Pennsylvania's Corbett administration continues their war on the poor and vulnerable, giving Wisconsin Gov. Scott Walker a run for his money: More children lost Medicaid coverage in Pennsylvania in December than in the previous three months
January 17, 2012

TOM CORBETT.jpg
Pennsylvania's Corbett administration continues their war on the poor and vulnerable, giving Wisconsin Gov. Scott Walker a run for his money:

More children lost Medicaid coverage in Pennsylvania in December than in the previous three months combined, according to new Department of Public Welfare numbers that show a total of 88,000 cut since August.

Advocates for the poor and disabled say orders to quickly process a backlog of eligibility reviews, which has mushroomed to more than 700,000 cases, have pushed an already overwhelmed workforce over the edge. Many cuts that legal-services and social workers challenged turned out to involve paperwork that they say DPW lost - sometimes repeatedly, even when clients had receipts - or that had never been sent in the first place.

The official numbers don't count an additional 23,000 children whose benefits were cut and eventually restored retroactively, often with legal help. But poorer people may be less likely to call a lawyer, and child advocates believe thousands have no idea they are now uninsured.

"Our fear is that there are many out there," said Renee Turchi, a pediatrician in St. Christopher's Hospital for Children's special needs clinic, where about 50 children have lost coverage at some point.

On Friday, an infant who was born three months prematurely was brought in for a monthly immunoglobulin injection and was denied, to the surprise of hospital workers and family, when the staff ran the insurance card.
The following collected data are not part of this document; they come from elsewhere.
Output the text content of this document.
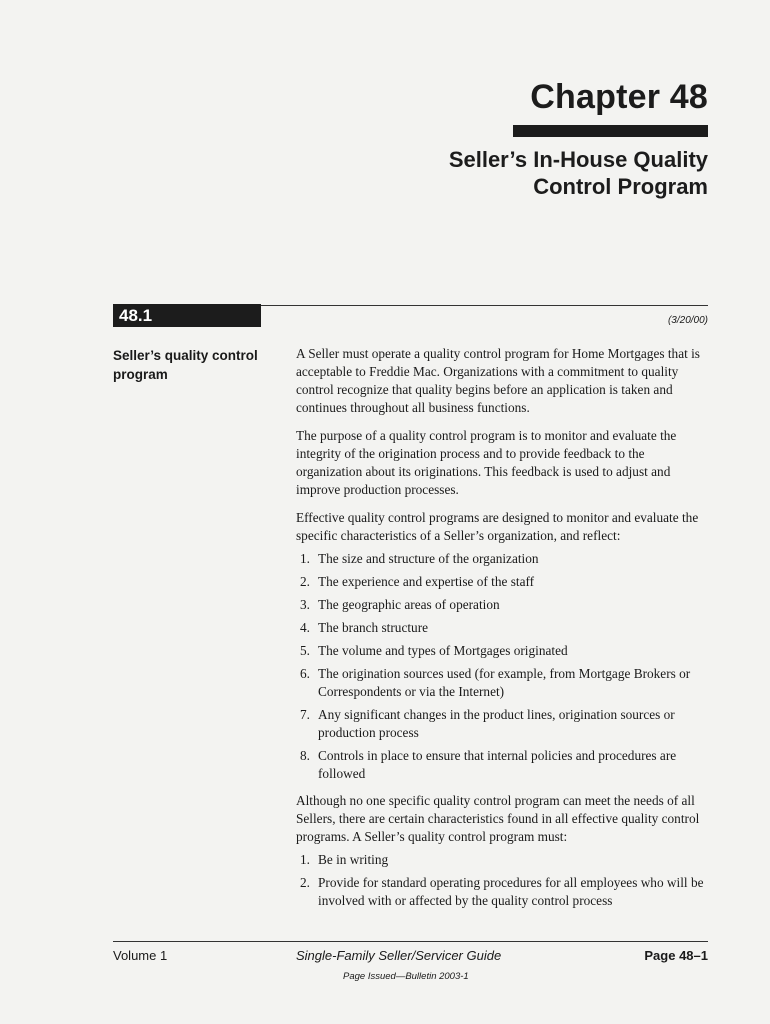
Chapter 48
Seller’s In-House Quality
Control Program
48.1	(3/20/00)
Seller’s quality control
program

A Seller must operate a quality control program for Home Mortgages that is acceptable to Freddie Mac. Organizations with a commitment to quality control recognize that quality begins before an application is taken and continues throughout all business functions.

The purpose of a quality control program is to monitor and evaluate the integrity of the origination process and to provide feedback to the organization about its originations. This feedback is used to adjust and improve production processes.

Effective quality control programs are designed to monitor and evaluate the specific characteristics of a Seller’s organization, and reflect:

1. The size and structure of the organization
2. The experience and expertise of the staff
3. The geographic areas of operation
4. The branch structure
5. The volume and types of Mortgages originated
6. The origination sources used (for example, from Mortgage Brokers or Correspondents or via the Internet)
7. Any significant changes in the product lines, origination sources or production process
8. Controls in place to ensure that internal policies and procedures are followed

Although no one specific quality control program can meet the needs of all Sellers, there are certain characteristics found in all effective quality control programs. A Seller’s quality control program must:

1. Be in writing
2. Provide for standard operating procedures for all employees who will be involved with or affected by the quality control process
Volume 1	Single-Family Seller/Servicer Guide	Page 48–1
Page Issued—Bulletin 2003-1
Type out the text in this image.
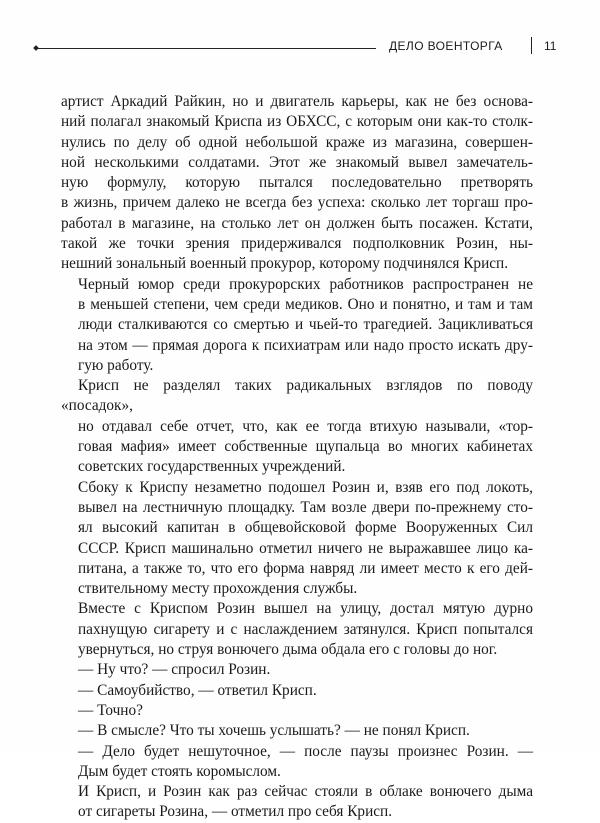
ДЕЛО ВОЕНТОРГА	11

артист Аркадий Райкин, но и двигатель карьеры, как не без основа-
ний полагал знакомый Криспа из ОБХСС, с которым они как-то столк-
нулись по делу об одной небольшой краже из магазина, совершен-
ной несколькими солдатами. Этот же знакомый вывел замечатель-
ную формулу, которую пытался последовательно претворять
в жизнь, причем далеко не всегда без успеха: сколько лет торгаш про-
работал в магазине, на столько лет он должен быть посажен. Кстати,
такой же точки зрения придерживался подполковник Розин, ны-
нешний зональный военный прокурор, которому подчинялся Крисп.

Черный юмор среди прокурорских работников распространен не
в меньшей степени, чем среди медиков. Оно и понятно, и там и там
люди сталкиваются со смертью и чьей-то трагедией. Зацикливаться
на этом — прямая дорога к психиатрам или надо просто искать дру-
гую работу.

Крисп не разделял таких радикальных взглядов по поводу «посадок»,
но отдавал себе отчет, что, как ее тогда втихую называли, «тор-
говая мафия» имеет собственные щупальца во многих кабинетах
советских государственных учреждений.

Сбоку к Криспу незаметно подошел Розин и, взяв его под локоть,
вывел на лестничную площадку. Там возле двери по-прежнему сто-
ял высокий капитан в общевойсковой форме Вооруженных Сил
СССР. Крисп машинально отметил ничего не выражавшее лицо ка-
питана, а также то, что его форма навряд ли имеет место к его дей-
ствительному месту прохождения службы.

Вместе с Криспом Розин вышел на улицу, достал мятую дурно
пахнущую сигарету и с наслаждением затянулся. Крисп попытался
увернуться, но струя вонючего дыма обдала его с головы до ног.

— Ну что? — спросил Розин.

— Самоубийство, — ответил Крисп.

— Точно?

— В смысле? Что ты хочешь услышать? — не понял Крисп.

— Дело будет нешуточное, — после паузы произнес Розин. —
Дым будет стоять коромыслом.

И Крисп, и Розин как раз сейчас стояли в облаке вонючего дыма
от сигареты Розина, — отметил про себя Крисп.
Without the preventive shot, Turchi said, complications of a virus could be life-threatening.

The Inquirer reported last week that DPW plans to tighten food-stamp eligibility. That proposal, if implemented on May 1, would be an official change in policy. DPW described the Medicaid cuts, in contrast, as simply the result of catching up on a backlog by enforcing current law, which requires cases to be reviewed for eligibility every six months. (Federal law prohibits the state from changing Medicaid policy.)

Both moves have been touted as part of DPW Secretary Gary Alexander's efforts to reduce waste, fraud, and abuse. Alexander has also made clear that he intends to revamp entitlement programs in Pennsylvania to focus more on short-term emergency needs, with an eye toward reducing clients' dependency and saving the state money - a goal too complex to attempt in his first year on the job.

Yes, because the ongoing problems of poverty in a major recession are a simple matter of pulling the crutches away from the "dependent." What would Jesus do? Cut, cut, cut!